Anche dopo aver concluso il suo mandato come rettore, Fabio Roversi-Monaco ha continuato a esercitare un'influenza significativa sulla città. Ha guidato la Fondazione Carisbo e il progetto Genus Bononiae. Queste iniziative hanno avuto un impatto tangibile sulla valorizzazione del patrimonio culturale bolognese. Ha promosso il recupero di luoghi di grande importanza storica e artistica.

Tra i progetti realizzati sotto la sua guida, spiccano il recupero di Casa Saraceni. Anche Palazzo Pepoli, oggi sede del Museo della storia di Bologna, ha beneficiato del suo impegno. Sono stati recuperati anche San Colombano, Palazzo Fava e Santa Maria della Vita. Questi interventi hanno restituito alla comunità spazi identitari. Hanno rafforzato il legame tra la memoria storica e la vita contemporanea della città. Hanno reso accessibili tesori culturali.

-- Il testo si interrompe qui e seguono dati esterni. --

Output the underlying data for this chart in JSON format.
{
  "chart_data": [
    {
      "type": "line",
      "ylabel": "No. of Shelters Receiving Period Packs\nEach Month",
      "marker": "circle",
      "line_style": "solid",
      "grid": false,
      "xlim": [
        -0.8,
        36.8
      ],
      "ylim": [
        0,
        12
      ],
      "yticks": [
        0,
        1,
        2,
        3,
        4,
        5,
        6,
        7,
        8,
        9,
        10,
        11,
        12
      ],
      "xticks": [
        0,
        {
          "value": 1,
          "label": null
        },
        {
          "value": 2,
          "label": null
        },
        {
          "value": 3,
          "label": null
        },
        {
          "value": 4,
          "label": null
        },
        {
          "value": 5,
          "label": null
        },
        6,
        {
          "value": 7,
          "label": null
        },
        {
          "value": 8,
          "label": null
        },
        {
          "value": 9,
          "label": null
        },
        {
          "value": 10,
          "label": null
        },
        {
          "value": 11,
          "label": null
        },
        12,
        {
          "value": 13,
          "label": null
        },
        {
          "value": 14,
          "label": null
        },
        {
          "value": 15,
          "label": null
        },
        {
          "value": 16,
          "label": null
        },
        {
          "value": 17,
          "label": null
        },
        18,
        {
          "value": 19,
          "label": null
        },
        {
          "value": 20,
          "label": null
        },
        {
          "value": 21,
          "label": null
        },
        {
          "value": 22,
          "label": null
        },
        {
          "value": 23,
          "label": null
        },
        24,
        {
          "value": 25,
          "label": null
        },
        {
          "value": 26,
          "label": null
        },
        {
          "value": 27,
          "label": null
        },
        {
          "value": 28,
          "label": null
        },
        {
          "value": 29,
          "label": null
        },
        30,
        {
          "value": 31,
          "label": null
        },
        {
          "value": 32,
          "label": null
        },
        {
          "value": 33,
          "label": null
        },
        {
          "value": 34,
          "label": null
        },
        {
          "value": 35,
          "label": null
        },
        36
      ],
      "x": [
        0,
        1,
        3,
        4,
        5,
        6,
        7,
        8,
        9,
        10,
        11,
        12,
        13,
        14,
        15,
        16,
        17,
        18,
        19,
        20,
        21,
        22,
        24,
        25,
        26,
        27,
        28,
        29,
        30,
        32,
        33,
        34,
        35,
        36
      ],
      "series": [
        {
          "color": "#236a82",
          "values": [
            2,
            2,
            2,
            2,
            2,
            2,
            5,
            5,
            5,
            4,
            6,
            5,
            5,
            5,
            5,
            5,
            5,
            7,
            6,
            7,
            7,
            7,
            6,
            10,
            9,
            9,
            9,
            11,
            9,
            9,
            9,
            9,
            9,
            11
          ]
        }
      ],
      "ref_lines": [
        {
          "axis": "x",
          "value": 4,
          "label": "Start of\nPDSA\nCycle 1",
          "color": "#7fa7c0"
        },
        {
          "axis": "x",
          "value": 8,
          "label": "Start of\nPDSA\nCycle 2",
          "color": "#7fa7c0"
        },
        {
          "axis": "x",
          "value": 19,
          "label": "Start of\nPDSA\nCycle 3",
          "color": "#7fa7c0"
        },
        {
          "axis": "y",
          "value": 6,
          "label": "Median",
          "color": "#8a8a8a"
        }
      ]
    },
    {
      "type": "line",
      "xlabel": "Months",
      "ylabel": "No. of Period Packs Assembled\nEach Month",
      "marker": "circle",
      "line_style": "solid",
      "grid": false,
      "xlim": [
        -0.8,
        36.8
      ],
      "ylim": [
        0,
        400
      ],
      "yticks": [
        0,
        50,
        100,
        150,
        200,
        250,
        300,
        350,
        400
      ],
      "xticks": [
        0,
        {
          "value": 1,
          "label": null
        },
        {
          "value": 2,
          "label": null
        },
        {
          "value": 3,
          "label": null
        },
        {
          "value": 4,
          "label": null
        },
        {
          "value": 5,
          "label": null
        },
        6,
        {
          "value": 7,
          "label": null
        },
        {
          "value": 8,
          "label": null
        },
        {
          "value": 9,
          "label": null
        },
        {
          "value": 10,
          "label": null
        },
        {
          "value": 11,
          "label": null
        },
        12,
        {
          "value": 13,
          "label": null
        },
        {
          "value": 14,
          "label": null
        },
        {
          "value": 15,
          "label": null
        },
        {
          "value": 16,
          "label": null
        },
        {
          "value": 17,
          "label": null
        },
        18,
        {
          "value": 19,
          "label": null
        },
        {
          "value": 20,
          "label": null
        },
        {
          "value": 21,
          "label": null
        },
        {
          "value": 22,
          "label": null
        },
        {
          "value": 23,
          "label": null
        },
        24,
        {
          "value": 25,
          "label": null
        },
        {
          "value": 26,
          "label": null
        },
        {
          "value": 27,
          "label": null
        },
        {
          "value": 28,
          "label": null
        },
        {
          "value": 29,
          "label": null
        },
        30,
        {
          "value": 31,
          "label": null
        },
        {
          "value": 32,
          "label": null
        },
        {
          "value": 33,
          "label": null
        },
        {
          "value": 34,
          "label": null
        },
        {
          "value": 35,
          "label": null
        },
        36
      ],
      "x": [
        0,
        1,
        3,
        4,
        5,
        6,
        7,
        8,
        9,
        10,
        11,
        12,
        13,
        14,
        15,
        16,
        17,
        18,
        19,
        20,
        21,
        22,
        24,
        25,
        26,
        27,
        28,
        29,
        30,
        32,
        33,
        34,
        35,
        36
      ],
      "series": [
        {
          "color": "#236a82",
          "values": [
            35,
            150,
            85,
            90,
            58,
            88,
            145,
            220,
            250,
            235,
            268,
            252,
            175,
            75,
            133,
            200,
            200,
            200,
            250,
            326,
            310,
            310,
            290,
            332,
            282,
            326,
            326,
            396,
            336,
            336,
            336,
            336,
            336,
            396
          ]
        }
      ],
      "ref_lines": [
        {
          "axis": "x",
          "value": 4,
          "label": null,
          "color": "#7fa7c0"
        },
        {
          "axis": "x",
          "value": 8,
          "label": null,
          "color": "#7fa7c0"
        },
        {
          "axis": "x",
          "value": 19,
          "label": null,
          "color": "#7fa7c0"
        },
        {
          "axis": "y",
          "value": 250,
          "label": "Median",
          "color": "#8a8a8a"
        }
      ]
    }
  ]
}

Questi progetti hanno avuto un ruolo cruciale nel definire l'identità culturale di Bologna. Hanno contribuito a creare un percorso integrato tra musei e luoghi di interesse. Hanno reso la città un polo attrattivo per il turismo culturale. L'impegno di Roversi-Monaco ha lasciato un segno duraturo.

Il ricordo e il gesto della famiglia

Fin dalle prime ore successive alla notizia della sua scomparsa, sono giunti numerosi messaggi di cordoglio. Figure di spicco della politica e della cultura hanno espresso il loro dolore. Tra questi, si annoverano Romano Prodi e Pier Ferdinando Casini. Entrambi hanno sottolineato il ruolo fondamentale di Roversi-Monaco nel proiettare Bologna al centro del dibattito internazionale. Hanno ricordato la sua capacità di visione.

La famiglia ha scelto di accompagnare il ricordo con un gesto di grande coerenza con il suo impegno civile. Invece di fiori, sono state raccolte offerte a favore dell'Hospice Seragnoli di Bentivoglio. Questa decisione riflette il suo profondo senso di solidarietà e attenzione verso gli altri. È un ultimo atto che testimonia i suoi valori. Un gesto che parla di generosità.

L'eredità di Fabio Roversi-Monaco non è solo fatta di edifici recuperati o di documenti firmati. È soprattutto un'eredità di idee, di visione, di impegno costante per la crescita culturale e civile. La sua figura rimarrà un punto di riferimento per Bologna e per il mondo accademico. Il suo operato continuerà a ispirare le future generazioni di studiosi e amministratori. La sua memoria è viva.